Ruckedtobits wrote: ↑
November 23rd, 2020, 4:35 pm
Some thoughts before consigning this thread to the archive.
As France have discovered you must take every point on offer against England. At 28 mins, they had 12 points and we could have had 9 pts, from three penalties on our left side within 45 yds.
We must use line-outs to re-win possession and play the ball to areas they don't expect. Best done by varying line-out numbers, throwing hard, flat throws & ball off the top with a SH or Flanker taking tap ball and finding a support runner where our players know where the ball's going and what's next
At breakdowns, if an English player is on our side from the tackle, our scrum half must trip over him. Any late arriving Irish forward must collide with him. If the Englishman has his hands on the ground near the ball, stand on them. There is absolutely nothing accidental about how the English players slow up the ball at the breakdown.

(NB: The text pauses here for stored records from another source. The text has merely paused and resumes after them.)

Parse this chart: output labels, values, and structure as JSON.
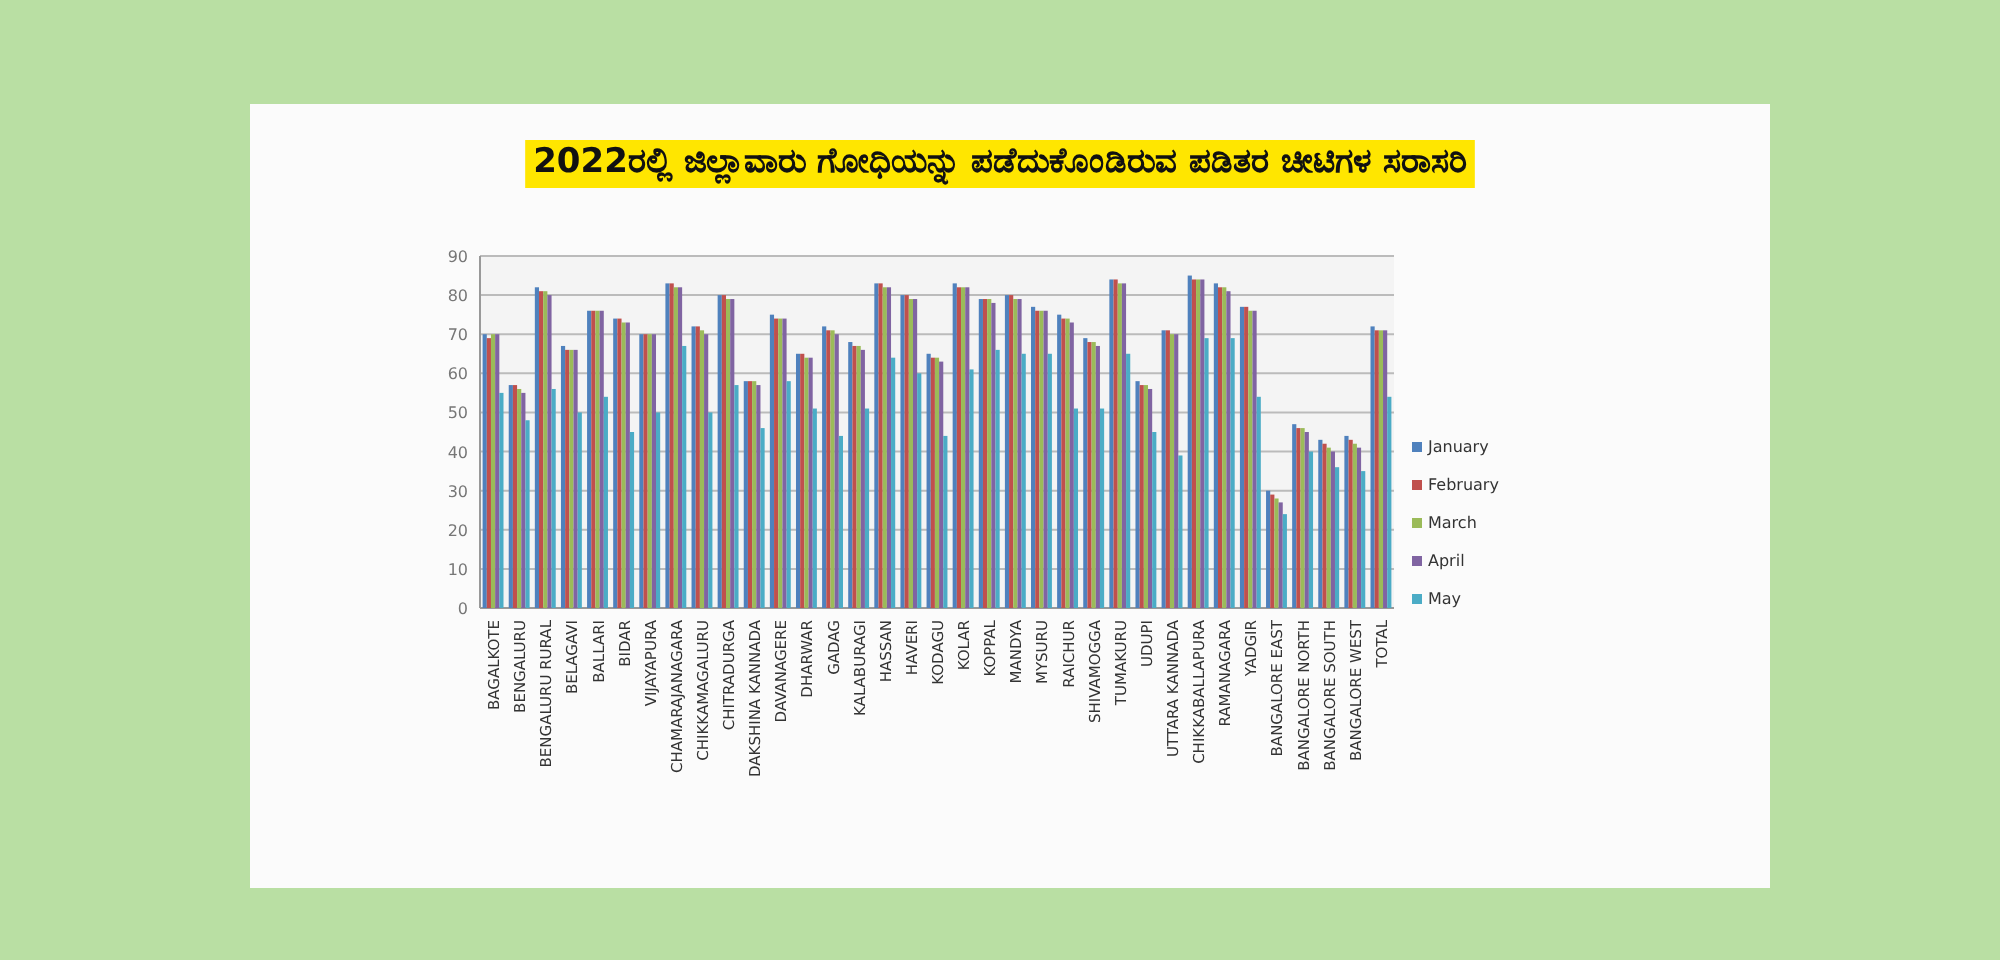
{
  "chart_data": {
    "type": "bar",
    "title": "2022ರಲ್ಲಿ ಜಿಲ್ಲಾವಾರು ಗೋಧಿಯನ್ನು ಪಡೆದುಕೊಂಡಿರುವ ಪಡಿತರ ಚೀಟಿಗಳ ಸರಾಸರಿ",
    "categories": [
      "BAGALKOTE",
      "BENGALURU",
      "BENGALURU RURAL",
      "BELAGAVI",
      "BALLARI",
      "BIDAR",
      "VIJAYAPURA",
      "CHAMARAJANAGARA",
      "CHIKKAMAGALURU",
      "CHITRADURGA",
      "DAKSHINA KANNADA",
      "DAVANAGERE",
      "DHARWAR",
      "GADAG",
      "KALABURAGI",
      "HASSAN",
      "HAVERI",
      "KODAGU",
      "KOLAR",
      "KOPPAL",
      "MANDYA",
      "MYSURU",
      "RAICHUR",
      "SHIVAMOGGA",
      "TUMAKURU",
      "UDUPI",
      "UTTARA KANNADA",
      "CHIKKABALLAPURA",
      "RAMANAGARA",
      "YADGIR",
      "BANGALORE EAST",
      "BANGALORE NORTH",
      "BANGALORE SOUTH",
      "BANGALORE WEST",
      "TOTAL"
    ],
    "series": [
      {
        "name": "January",
        "color": "#4f81bd",
        "values": [
          70,
          57,
          82,
          67,
          76,
          74,
          70,
          83,
          72,
          80,
          58,
          75,
          65,
          72,
          68,
          83,
          80,
          65,
          83,
          79,
          80,
          77,
          75,
          69,
          84,
          58,
          71,
          85,
          83,
          77,
          30,
          47,
          43,
          44,
          72
        ]
      },
      {
        "name": "February",
        "color": "#c0504d",
        "values": [
          69,
          57,
          81,
          66,
          76,
          74,
          70,
          83,
          72,
          80,
          58,
          74,
          65,
          71,
          67,
          83,
          80,
          64,
          82,
          79,
          80,
          76,
          74,
          68,
          84,
          57,
          71,
          84,
          82,
          77,
          29,
          46,
          42,
          43,
          71
        ]
      },
      {
        "name": "March",
        "color": "#9bbb59",
        "values": [
          70,
          56,
          81,
          66,
          76,
          73,
          70,
          82,
          71,
          79,
          58,
          74,
          64,
          71,
          67,
          82,
          79,
          64,
          82,
          79,
          79,
          76,
          74,
          68,
          83,
          57,
          70,
          84,
          82,
          76,
          28,
          46,
          41,
          42,
          71
        ]
      },
      {
        "name": "April",
        "color": "#8064a2",
        "values": [
          70,
          55,
          80,
          66,
          76,
          73,
          70,
          82,
          70,
          79,
          57,
          74,
          64,
          70,
          66,
          82,
          79,
          63,
          82,
          78,
          79,
          76,
          73,
          67,
          83,
          56,
          70,
          84,
          81,
          76,
          27,
          45,
          40,
          41,
          71
        ]
      },
      {
        "name": "May",
        "color": "#4bacc6",
        "values": [
          55,
          48,
          56,
          50,
          54,
          45,
          50,
          67,
          50,
          57,
          46,
          58,
          51,
          44,
          51,
          64,
          60,
          44,
          61,
          66,
          65,
          65,
          51,
          51,
          65,
          45,
          39,
          69,
          69,
          54,
          24,
          40,
          36,
          35,
          54
        ]
      }
    ],
    "ylim": [
      0,
      90
    ],
    "yticks": [
      0,
      10,
      20,
      30,
      40,
      50,
      60,
      70,
      80,
      90
    ],
    "grid": "y",
    "legend": "right"
  }
}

It is both intentional and practised. It is so well practised that Refs give them the benefit of the doubt.
Attacking the English mid-field requires at least two players who can grubber kick, both short and long. This should be almost the initial choice of attack. From scrums, the No 8 or SH should pass to the side with only one or, at worst, two defenders. The receiver should chip or grubber kick the defender(s).
Until the English defence has been turned at least twice,
no Irish ball carrier should run at their line without at least two support runners to clear out the breakdown.
When we get into their 22m area, the primary objective should be to set up a drop goal. (Conceding points without a line break or an infringement demoralises any team).
Beating England is going to become a worldwide crusade in rugby over the next three years. We can research the old play books of the Aussies or Japanese teams against the best SA teams over the past decade for ideas.
We can score more points than them over 80 mins. It is very unlikely that before or at RWC2023 we can beat them as comprehensively as we did in 2018. So guerilla tactics whenever we meet them and consider each of those games as a once-off encounter i.e. don't try to build our normal game plan around the tactics needed to beat a unique opponent. Exposing such tactics to regular scutiny will nullify their usefulness.
I firmly believe that unless we adopt a mindset & outlook to playing England, we will not be able to focus on developing our Squad or how we can best play. If we spend the next three seasons trying to develop our players to beat England at their game, that will be three seasons lost. we must focus on determining how we can best play with the players available. IMO, it's probably fairly close to what Leinster are playing at present.
If Coaches and senior players can agree what patterns & strategies will give us the best chance of playing as well as we can, treating the English games as one-off encounters will provide a great motivation for those games and ensure that even a defeat will not derail over progress in our development.